O juiz Sergio Moro, responsável
pela Operação Lava Jato na primeira instância, negou acesso aos advogados de
João Santana aos autos da investigação sobre pagamentos realizados pela Odebrecht
ao marqueteiro. Santana foi responsável pelas campanhas presidenciais de Lula e
Dilma Rousseff.
De acordo com Moro, a abertura dos
dados poderia pôr em risco o rastreamento de recursos financeiros ou mesmo
levar à destruição de provas.
"Como diz o ditado, dinheiro
tem coração de coelho e patas de lebre", escreveu o juiz, em despacho
datado de terça-feira, 16.
Segundo informações da Folha de
S.Paulo, a Lava Jato investiga pagamentos da empreiteira Odebrecht ao
publicitário em contas no exterior. Eles se recusaram a comentar sobre a
investigação, alegando que não tiveram acesso ao inquérito.
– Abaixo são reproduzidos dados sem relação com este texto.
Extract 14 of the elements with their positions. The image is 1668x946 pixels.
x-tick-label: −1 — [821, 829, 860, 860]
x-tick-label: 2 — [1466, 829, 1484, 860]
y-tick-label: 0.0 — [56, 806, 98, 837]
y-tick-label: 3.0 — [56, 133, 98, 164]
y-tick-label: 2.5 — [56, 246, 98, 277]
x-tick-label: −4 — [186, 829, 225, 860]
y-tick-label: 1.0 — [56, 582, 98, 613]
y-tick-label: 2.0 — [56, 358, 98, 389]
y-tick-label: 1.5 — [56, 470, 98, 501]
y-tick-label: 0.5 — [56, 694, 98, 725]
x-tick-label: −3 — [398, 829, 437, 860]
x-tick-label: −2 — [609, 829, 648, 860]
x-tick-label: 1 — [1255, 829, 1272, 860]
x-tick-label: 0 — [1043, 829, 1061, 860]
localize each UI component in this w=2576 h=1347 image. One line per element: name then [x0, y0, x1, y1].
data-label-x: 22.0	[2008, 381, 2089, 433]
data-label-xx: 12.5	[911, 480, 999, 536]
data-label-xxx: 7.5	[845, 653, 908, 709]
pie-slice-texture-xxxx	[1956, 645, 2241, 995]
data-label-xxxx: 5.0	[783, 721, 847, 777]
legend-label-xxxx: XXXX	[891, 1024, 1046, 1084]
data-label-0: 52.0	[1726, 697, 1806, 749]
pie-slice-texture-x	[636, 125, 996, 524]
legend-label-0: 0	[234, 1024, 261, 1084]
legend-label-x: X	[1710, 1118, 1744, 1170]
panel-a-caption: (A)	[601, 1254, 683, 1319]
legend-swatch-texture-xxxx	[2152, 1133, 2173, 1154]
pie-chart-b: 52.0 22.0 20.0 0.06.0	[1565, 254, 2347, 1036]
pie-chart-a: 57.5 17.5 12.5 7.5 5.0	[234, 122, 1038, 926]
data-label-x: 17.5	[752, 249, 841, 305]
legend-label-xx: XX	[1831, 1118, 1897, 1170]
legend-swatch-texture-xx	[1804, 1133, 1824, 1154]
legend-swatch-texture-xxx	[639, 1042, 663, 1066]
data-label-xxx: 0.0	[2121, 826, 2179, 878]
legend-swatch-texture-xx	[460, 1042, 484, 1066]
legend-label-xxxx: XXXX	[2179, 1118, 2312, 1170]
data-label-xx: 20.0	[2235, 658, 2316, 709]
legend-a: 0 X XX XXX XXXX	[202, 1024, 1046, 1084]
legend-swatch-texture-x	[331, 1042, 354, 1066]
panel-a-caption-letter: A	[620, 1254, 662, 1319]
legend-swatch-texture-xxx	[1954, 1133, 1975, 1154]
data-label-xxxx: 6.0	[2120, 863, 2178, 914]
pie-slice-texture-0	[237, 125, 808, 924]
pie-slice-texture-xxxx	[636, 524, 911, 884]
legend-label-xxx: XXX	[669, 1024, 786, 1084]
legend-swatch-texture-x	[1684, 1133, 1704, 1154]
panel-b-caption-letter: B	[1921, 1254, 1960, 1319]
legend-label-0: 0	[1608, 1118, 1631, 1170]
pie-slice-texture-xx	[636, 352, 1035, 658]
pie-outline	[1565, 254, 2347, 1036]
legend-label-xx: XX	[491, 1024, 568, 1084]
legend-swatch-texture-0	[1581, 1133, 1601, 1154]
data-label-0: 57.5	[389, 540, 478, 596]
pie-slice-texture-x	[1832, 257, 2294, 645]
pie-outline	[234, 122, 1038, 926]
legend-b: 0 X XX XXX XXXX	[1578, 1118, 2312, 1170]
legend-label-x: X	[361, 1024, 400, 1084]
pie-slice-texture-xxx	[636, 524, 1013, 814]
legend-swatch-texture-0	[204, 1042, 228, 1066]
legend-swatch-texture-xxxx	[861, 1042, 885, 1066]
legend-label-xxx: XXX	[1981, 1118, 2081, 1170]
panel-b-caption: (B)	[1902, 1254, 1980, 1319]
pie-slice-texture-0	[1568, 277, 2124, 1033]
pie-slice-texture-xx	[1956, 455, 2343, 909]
De acordo com a investigação em
curso, Santana teria recebido valores em 2014, quando ele fez as campanhas de
Dilma, no Brasil, e de José Domingo Arias, derrotado no Panamá –país onde a
Odebrecht tem forte atuação.
Os advogados do marqueteiro
pediram acesso à investigação junto à 13ª Vara Federal de Curitiba, logo após a
Folha revelar que a Lava Jato investiga a relação de Santana com a Odebrecht.
Ao negar o acesso, Moro escreveu
que o fato de "jornais e revistas terem especulado" sobre a
investigação não altera a necessidade de sigilo e provocou Santana:
"Evidente, querendo, poderá o
investigado antecipar-se à conclusão da investigação e esclarecer junto à
autoridade policial seu eventual relacionamento com o grupo Odebrecht".